Wahyu Hidayat, Ketua Pimpinan Cabang Federasi Serikat Pekerja Metal Indonesia (FSPMI) yang juga pendiri Spirit Binokasih dan sekaligus Ketua Exco Partai Buruh Purwakarta, menyuarakan sentimen ini dengan lugas:

“Terimakasih. Perlahan namun pasti, UU 24/2011 sebagai hasil perjuangan bersama khususnya kelas pekerja semakin menuju arah bagi jaminan kesehatan rakyat semesta karena bagi yang sakit diobati dan dirawat hingga sehat”.

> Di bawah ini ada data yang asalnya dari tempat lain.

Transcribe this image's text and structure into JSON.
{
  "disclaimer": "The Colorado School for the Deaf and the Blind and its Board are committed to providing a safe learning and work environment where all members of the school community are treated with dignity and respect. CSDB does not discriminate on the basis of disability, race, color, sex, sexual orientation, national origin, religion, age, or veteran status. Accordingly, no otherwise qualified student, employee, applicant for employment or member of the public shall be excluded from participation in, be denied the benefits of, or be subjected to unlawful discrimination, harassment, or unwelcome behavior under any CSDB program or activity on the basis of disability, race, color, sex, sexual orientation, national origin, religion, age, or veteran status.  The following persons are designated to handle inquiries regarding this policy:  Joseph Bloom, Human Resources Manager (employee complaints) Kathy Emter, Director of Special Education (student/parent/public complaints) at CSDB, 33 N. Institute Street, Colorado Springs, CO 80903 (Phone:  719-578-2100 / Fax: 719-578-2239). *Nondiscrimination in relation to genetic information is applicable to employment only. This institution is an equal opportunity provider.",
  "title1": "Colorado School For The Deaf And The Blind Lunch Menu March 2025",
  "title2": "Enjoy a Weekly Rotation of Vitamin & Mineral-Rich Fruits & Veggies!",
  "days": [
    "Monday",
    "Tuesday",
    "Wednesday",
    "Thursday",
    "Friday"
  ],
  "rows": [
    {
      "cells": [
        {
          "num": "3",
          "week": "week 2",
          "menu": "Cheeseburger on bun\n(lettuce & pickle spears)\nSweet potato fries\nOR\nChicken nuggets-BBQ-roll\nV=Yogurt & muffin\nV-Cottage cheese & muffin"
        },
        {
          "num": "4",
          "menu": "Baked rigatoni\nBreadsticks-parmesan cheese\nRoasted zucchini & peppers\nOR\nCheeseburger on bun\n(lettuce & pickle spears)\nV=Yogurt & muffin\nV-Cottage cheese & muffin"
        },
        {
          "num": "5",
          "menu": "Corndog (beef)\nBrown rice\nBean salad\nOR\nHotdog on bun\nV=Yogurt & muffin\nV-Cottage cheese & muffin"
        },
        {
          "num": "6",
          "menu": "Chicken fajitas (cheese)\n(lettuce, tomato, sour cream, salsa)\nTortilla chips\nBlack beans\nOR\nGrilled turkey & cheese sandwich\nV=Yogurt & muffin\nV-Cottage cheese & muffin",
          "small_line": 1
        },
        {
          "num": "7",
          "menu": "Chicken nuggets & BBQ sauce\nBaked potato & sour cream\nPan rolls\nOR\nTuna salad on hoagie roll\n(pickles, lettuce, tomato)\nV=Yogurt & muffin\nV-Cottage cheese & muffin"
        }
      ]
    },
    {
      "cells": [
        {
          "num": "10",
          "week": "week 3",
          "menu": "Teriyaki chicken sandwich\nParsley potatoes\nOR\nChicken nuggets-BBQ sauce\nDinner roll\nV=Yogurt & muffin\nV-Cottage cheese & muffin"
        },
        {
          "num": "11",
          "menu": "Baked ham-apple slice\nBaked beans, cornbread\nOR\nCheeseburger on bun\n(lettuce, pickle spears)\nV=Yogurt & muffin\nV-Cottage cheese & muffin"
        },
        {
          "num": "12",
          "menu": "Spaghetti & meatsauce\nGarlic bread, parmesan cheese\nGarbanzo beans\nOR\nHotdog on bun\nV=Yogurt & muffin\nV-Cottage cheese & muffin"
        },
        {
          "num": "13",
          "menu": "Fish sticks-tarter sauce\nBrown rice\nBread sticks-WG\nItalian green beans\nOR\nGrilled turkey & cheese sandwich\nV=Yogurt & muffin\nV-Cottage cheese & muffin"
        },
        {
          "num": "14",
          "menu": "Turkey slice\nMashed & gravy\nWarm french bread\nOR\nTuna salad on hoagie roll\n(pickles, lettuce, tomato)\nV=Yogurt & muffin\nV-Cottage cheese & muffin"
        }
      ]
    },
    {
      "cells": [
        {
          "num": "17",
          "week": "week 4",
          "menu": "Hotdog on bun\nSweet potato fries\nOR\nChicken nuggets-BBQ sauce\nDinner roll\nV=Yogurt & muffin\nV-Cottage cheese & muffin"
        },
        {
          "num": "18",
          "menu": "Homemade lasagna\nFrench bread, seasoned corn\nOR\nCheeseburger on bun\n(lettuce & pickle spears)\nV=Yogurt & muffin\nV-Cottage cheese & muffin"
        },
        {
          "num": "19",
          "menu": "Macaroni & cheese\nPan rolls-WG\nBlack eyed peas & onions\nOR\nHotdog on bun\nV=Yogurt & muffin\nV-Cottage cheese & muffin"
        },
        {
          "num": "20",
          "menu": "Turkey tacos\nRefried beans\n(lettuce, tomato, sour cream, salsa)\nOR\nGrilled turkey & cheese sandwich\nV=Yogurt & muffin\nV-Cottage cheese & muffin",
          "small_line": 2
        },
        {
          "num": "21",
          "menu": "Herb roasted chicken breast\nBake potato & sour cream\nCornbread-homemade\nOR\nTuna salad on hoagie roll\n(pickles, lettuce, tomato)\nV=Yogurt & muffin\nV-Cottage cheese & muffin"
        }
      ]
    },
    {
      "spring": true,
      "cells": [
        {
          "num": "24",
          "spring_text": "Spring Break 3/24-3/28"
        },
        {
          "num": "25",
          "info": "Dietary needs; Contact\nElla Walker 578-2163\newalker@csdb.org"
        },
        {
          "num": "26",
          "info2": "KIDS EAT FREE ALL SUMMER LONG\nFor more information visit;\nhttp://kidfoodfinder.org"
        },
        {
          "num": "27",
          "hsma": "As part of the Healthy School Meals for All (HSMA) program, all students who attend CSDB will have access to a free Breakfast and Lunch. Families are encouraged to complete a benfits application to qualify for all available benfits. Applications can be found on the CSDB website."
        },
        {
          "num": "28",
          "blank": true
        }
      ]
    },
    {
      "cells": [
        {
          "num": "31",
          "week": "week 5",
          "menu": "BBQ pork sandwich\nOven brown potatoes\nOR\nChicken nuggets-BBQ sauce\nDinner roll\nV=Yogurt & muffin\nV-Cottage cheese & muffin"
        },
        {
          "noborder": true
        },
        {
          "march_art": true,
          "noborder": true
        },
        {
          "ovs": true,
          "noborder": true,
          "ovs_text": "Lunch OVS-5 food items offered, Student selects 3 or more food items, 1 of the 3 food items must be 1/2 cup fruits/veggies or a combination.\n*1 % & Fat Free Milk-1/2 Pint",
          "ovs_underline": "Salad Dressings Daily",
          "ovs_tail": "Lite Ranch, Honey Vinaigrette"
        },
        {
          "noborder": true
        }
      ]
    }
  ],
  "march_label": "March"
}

Apresiasi ini mengandung pesan penting: penghapusan tunggakan adalah rekonsiliasi negara dengan rakyatnya. Ini adalah kemenangan untuk mewujudkan JKN yang inklusif, memastikan bahwa “sehat” adalah keadaan yang terjamin bagi semua, tanpa memandang status ekonomi. Dengan alokasi *Rp20 triliun* dalam APBN 2026 yang disiapkan Menkeu Purbaya untuk menutup tunggakan maksimal *24 bulan*, pemerintah telah menempatkan modal kepercayaan sosial yang besar. Selain itu, penjaminan bahwa iuran BPJS tidak naik hingga *akhir 2025* semakin memperkuat komitmen menjaga daya beli masyarakat.

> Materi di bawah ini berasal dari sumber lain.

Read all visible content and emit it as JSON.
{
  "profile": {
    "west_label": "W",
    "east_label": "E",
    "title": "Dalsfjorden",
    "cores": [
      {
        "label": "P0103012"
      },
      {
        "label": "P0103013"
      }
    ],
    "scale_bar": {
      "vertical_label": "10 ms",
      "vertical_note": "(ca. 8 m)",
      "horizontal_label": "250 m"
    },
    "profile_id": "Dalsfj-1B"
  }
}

#Implementasi dan Ujian Keadilan Publik

Kebijakan besar ini dijadwalkan mulai diimplementasikan pada November 2025. Namun, keberhasilannya sangat bergantung pada dua hal: akurasi data dan peran aktif masyarakat.

A. Implementasi dan Verifikasi Otomatis

Inti dari proses implementasi adalah:

1. Fokus PBI dan DTSEN: Penghapusan tunggakan hanya berlaku bagi peserta yang telah beralih status ke PBI atau tercatat sebagai kelompok miskin/tidak mampu dalam Data Tunggal Sosial Ekonomi Nasional (DTSEN).

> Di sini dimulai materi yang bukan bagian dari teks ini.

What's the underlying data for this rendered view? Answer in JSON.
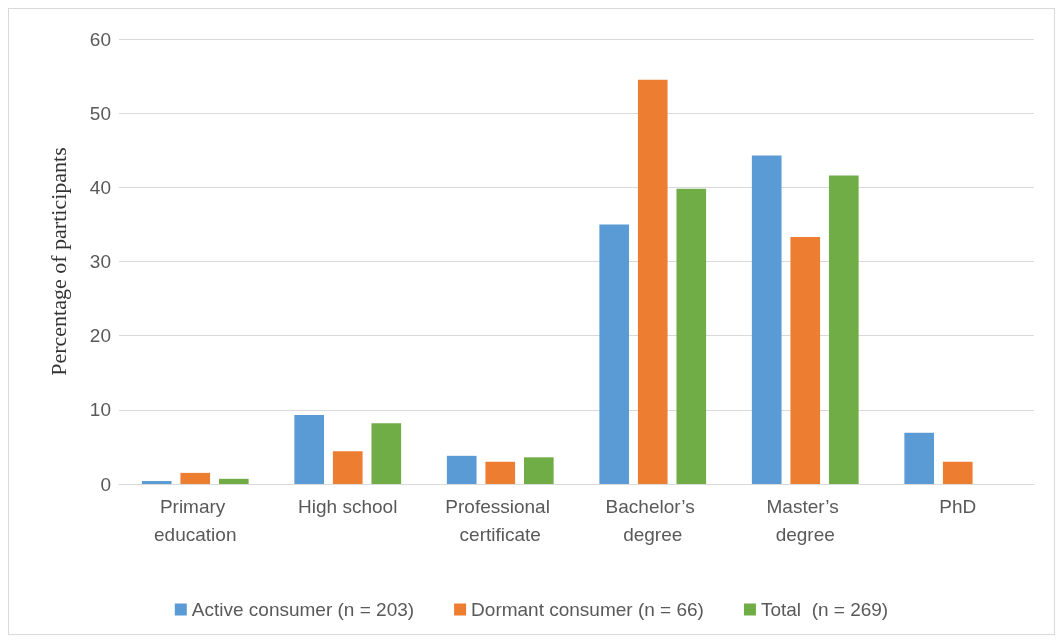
{
  "chart_data": {
    "type": "bar",
    "ylabel": "Percentage of participants",
    "categories": [
      "Primary education",
      "High school",
      "Professional certificate",
      "Bachelor’s degree",
      "Master’s degree",
      "PhD"
    ],
    "series": [
      {
        "name": "Active consumer (n = 203)",
        "color": "#5b9bd5",
        "values": [
          0.4,
          9.3,
          3.8,
          35.0,
          44.3,
          6.9
        ]
      },
      {
        "name": "Dormant consumer (n = 66)",
        "color": "#ed7d31",
        "values": [
          1.5,
          4.4,
          3.0,
          54.5,
          33.3,
          3.0
        ]
      },
      {
        "name": "Total  (n = 269)",
        "color": "#70ad47",
        "values": [
          0.7,
          8.2,
          3.6,
          39.8,
          41.6,
          null
        ]
      }
    ],
    "ylim": [
      0,
      60
    ],
    "yticks": [
      0,
      10,
      20,
      30,
      40,
      50,
      60
    ],
    "grid": "y",
    "legend": "bottom"
  }
}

2. Mekanisme Otomatis: Peserta yang memenuhi kriteria tidak perlu mengajukan permohonan pemutihan. Sistem BPJS Kesehatan akan memutihkan tunggakan secara otomatis berdasarkan hasil verifikasi data silang dengan Kementerian Sosial dan data DTSEN.

3. Batas Maksimal: Penghapusan hanya berlaku untuk tunggakan hingga 24 bulan terakhir. Tunggakan yang lebih lama tetap menjadi catatan, namun peserta dapat memulai kepesertaan aktifnya kembali sebagai PBI.

B. Peran Aktif Masyarakat: Mengawal Gotong Royong

Inilah saatnya bagi masyarakat untuk membuktikan semangat gotong royong yang sesungguhnya. Kebijakan pro-rakyat ini akan efektif jika:

•Pengecekan Status PBI (Bagi yang Berhak): Masyarakat miskin atau rentan yang merasa berhak menjadi PBI wajib aktif mengecek dan memastikan bahwa mereka terdaftar dalam DTSEN melalui Dinas Sosial setempat. Tanpa verifikasi data kemiskinan yang valid, pemutihan tidak akan terjadi.
•Melaporkan Maladministrasi: Serikat pekerja, aktivis, dan lembaga swadaya masyarakat (termasuk Spirit Binokasih yang dipimpin Wahyu Hidayat) harus terus mengawal proses verifikasi dan melaporkan segera jika terjadi dugaan maladministrasi atau penyelewengan dalam penyaluran manfaat pemutihan.
•Budaya Kepatuhan (Bagi yang Mampu): Bagi jutaan peserta mandiri (PBPU) yang tidak masuk kriteria miskin, kepatuhan membayar iuran tepat waktu adalah wujud solidaritas tertinggi. Penghapusan tunggakan bagi yang tidak mampu harus menjadi pengingat, bukan insentif untuk menunggak. Keberlanjutan sistem JKN sangat bergantung pada kedisiplinan kolektif ini.

Kesempatan ini adalah momentum emas untuk mewujudkan JKN yang seutuhnya berkeadilan. Negara telah mengambil langkah besar; kini, tanggung jawab ada pada kita semua untuk menjaganya. Saling bahu membahu memastikan bahwa cita-cita rakyat untuk diobati dan dirawat hingga sehat benar-benar terwujud, menjadikan gotong royong di sektor kesehatan sebagai pilar utama kedaulatan bangsa.